No futuro próximo ou distante, alguém vai procurar, nos arquivos da Folha, o noticiário sobre a queda do prefeito de São Paulo. Descobrirá que, no dia em que a Justiça decidiu afastar Celso Pitta do cargo, o jornal amanheceu com o novo salário mínimo na manchete.
Salário mínimo que todo ano gera a mesma discussão, com os mesmos personagens e desfecho idêntico: o menor reajuste que o governo tiver condições políticas de conceder. Assunto importante, mas sem surpresa. Havia dias era conhecido, se não o valor exato, algo muito próximo do que foi anunciado.
Dos jornais de São Paulo, a Folha foi praticamente o único a não abrir sua edição de sexta-feira passada com a perspectiva de decisão sobre o futuro de Pitta. Fez isso embora na noite anterior quase tudo levasse a crer que o juiz havia considerado consistente a argumentação dos promotores.
Um dado torna o pouco caso mais surpreendente. Sem subestimar o efeito da entrevista de Nicéa Pitta à Globo, nem o do depoimento de seu filho ao Ministério Público, o fato é que o afastamento resultou de ação baseada em duas revelações da Folha e em outras duas, anteriores, do "Agora", diário do mesmo grupo (uma delas saiu na "Folha da Tarde", antecessora do "Agora").
As quatro histórias:
a) o superempréstimo do empresário Jorge Yunes ao prefeito, cerne da ação por improbidade administrativa, descoberto por Roberto Cosso em agosto de 1998;
b) mudança aprovada pela prefeitura valorizando imóvel de Yunes, revelada pelo mesmo repórter em abril de 1999;
c) existência de quatro parentes do empresário entre os funcionários "fantasmas" da Anhembi Turismo, levantada por Lilian Christofoletti na mesma época;
d) projeto de Pitta para alterar o zoneamento da cidade beneficiaria, caso implementado, imóvel de Yunes (mesma repórter, mesma época).

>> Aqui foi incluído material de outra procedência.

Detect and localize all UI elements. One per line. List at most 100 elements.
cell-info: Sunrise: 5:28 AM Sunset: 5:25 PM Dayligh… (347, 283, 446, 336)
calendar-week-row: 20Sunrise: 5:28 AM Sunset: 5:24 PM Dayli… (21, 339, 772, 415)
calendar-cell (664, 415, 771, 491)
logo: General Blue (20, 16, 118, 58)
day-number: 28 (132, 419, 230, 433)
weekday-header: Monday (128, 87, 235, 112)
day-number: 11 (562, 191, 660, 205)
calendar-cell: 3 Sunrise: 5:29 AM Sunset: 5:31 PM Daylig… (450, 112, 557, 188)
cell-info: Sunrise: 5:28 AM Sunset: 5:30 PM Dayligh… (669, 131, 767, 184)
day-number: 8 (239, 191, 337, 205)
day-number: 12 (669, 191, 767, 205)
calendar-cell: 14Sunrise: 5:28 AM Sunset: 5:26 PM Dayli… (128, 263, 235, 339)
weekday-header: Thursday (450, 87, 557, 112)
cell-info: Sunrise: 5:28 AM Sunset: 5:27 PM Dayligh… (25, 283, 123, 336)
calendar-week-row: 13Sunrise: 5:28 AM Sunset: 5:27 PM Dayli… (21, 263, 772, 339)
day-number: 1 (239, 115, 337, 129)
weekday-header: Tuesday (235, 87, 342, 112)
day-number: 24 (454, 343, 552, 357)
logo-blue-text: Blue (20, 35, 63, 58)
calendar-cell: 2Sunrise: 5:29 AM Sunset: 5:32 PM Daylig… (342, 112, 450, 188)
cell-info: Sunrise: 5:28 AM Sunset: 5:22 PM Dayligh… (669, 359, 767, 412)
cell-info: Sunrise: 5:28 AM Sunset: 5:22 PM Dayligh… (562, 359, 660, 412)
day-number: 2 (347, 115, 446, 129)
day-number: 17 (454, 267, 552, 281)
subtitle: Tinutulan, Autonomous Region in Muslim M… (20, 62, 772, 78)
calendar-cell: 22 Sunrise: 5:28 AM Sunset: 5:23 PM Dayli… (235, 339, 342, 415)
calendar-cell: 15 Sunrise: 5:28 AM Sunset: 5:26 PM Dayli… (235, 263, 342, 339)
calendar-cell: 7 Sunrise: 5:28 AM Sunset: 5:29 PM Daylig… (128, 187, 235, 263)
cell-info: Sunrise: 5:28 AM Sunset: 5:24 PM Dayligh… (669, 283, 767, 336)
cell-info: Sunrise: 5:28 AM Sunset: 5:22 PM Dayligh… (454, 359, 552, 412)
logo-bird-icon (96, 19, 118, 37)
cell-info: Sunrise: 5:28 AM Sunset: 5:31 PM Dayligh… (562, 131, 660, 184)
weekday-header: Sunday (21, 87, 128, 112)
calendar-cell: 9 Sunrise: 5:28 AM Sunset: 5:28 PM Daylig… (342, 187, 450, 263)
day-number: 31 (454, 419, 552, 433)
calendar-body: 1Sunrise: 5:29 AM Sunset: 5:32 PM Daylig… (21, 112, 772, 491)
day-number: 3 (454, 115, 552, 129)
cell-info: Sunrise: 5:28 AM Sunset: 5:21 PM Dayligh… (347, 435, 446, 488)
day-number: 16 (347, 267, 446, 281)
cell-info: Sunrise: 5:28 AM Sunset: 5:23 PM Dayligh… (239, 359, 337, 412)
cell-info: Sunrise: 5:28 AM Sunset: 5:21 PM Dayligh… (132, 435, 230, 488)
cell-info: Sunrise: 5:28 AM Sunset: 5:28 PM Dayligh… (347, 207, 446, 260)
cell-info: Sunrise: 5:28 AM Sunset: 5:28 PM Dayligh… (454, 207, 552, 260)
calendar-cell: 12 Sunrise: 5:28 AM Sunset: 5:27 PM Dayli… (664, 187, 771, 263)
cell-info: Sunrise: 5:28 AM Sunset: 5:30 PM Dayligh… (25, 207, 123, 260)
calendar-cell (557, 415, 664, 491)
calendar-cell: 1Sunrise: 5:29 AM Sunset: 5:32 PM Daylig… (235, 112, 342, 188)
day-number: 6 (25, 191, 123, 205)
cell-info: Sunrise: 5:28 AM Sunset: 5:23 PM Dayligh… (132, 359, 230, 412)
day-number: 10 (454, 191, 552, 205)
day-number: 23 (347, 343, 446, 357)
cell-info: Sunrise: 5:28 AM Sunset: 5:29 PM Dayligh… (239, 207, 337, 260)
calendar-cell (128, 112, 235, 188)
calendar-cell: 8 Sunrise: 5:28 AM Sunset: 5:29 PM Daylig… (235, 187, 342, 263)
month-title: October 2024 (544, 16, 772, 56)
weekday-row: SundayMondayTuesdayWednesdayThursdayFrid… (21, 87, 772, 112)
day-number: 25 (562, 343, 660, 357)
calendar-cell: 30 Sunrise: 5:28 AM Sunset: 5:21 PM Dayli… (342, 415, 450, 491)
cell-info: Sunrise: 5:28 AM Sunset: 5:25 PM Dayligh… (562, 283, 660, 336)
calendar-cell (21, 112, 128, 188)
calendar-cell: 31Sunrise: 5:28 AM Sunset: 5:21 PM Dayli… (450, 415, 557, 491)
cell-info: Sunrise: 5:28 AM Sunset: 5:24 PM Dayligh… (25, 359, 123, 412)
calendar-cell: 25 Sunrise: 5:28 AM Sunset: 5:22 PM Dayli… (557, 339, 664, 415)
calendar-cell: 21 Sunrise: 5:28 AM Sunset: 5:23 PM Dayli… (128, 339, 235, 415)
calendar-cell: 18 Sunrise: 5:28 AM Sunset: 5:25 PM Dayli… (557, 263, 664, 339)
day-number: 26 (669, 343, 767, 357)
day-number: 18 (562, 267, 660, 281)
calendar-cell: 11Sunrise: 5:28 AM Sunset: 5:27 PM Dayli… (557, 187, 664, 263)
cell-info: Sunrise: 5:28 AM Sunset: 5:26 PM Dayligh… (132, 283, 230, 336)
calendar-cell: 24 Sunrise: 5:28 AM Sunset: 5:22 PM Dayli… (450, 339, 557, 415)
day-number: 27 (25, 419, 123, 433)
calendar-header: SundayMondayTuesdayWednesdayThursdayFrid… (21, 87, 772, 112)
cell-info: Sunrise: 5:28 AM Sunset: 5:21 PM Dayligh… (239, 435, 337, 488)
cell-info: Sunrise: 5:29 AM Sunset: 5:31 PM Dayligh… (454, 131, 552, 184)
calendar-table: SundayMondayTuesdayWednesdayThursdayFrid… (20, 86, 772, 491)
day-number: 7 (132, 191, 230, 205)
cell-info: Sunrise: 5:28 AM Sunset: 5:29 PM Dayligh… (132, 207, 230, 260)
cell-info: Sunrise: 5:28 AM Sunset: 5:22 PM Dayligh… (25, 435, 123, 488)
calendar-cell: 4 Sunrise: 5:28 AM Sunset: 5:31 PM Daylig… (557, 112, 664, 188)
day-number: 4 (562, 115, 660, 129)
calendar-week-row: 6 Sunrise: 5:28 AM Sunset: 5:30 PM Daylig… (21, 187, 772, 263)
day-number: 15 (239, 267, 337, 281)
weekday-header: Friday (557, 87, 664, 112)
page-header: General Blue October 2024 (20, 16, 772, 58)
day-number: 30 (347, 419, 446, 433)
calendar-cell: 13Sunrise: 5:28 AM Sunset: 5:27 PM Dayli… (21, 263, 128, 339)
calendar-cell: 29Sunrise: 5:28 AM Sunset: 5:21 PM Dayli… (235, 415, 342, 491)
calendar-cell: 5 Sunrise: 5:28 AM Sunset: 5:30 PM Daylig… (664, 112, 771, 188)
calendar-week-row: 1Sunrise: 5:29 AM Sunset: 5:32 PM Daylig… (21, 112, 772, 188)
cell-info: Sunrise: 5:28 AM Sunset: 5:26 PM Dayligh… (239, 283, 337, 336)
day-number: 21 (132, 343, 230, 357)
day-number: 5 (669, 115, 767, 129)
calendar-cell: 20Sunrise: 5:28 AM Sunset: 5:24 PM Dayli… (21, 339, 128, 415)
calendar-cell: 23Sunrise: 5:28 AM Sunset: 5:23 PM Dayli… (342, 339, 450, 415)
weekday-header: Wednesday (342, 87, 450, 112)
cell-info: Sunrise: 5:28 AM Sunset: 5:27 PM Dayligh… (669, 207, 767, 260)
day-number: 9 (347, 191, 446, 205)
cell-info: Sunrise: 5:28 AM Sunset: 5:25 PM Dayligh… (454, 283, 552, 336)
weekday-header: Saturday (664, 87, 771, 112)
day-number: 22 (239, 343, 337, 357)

É curiosa a dinâmica do caso Pitta. O clima criado pelas acusações de Nicéa, ampliadas no relato de Victor aos promotores, acabou por jogar nova luz sobre histórias que já haviam frequentado o noticiário.
A Folha, que tantas vezes faz alarde sobre méritos discutíveis, desta vez parece que não percebeu o quanto seu trabalho havia contribuído para o desenrolar do escândalo municipal.
Ontem, é lógico, o pacote veio completo: capa de impacto, páginas e mais páginas, cronologias e explicações. Com o prefeito afastado do cargo e desaparecido, era impossível fazer menos.
Vingando ou não um eventual recurso de Pitta para permanecer no Palácio das Indústrias, o certo é que faltou ao jornal sensibilidade para perceber a temperatura dos acontecimentos na semana que passou.
A sexta-feira foi o sinal mais evidente do problema, mas não o único. No dia anterior a Folha havia subestimado totalmente o impacto do depoimento de Victor. Carente de informações, a reportagem ficou perdida em uma edição que privilegiou histórias exclusivas, mas de menor importância.
Uma coisa é manter a cobertura equilibrada, livre de torcidas. Outra, muito diferente, é voltar as costas para a notícia.
Se o jornalismo é um registro taquigráfico da História, como define o projeto editorial, então as anotações recentes da Folha vão precisar de revisão.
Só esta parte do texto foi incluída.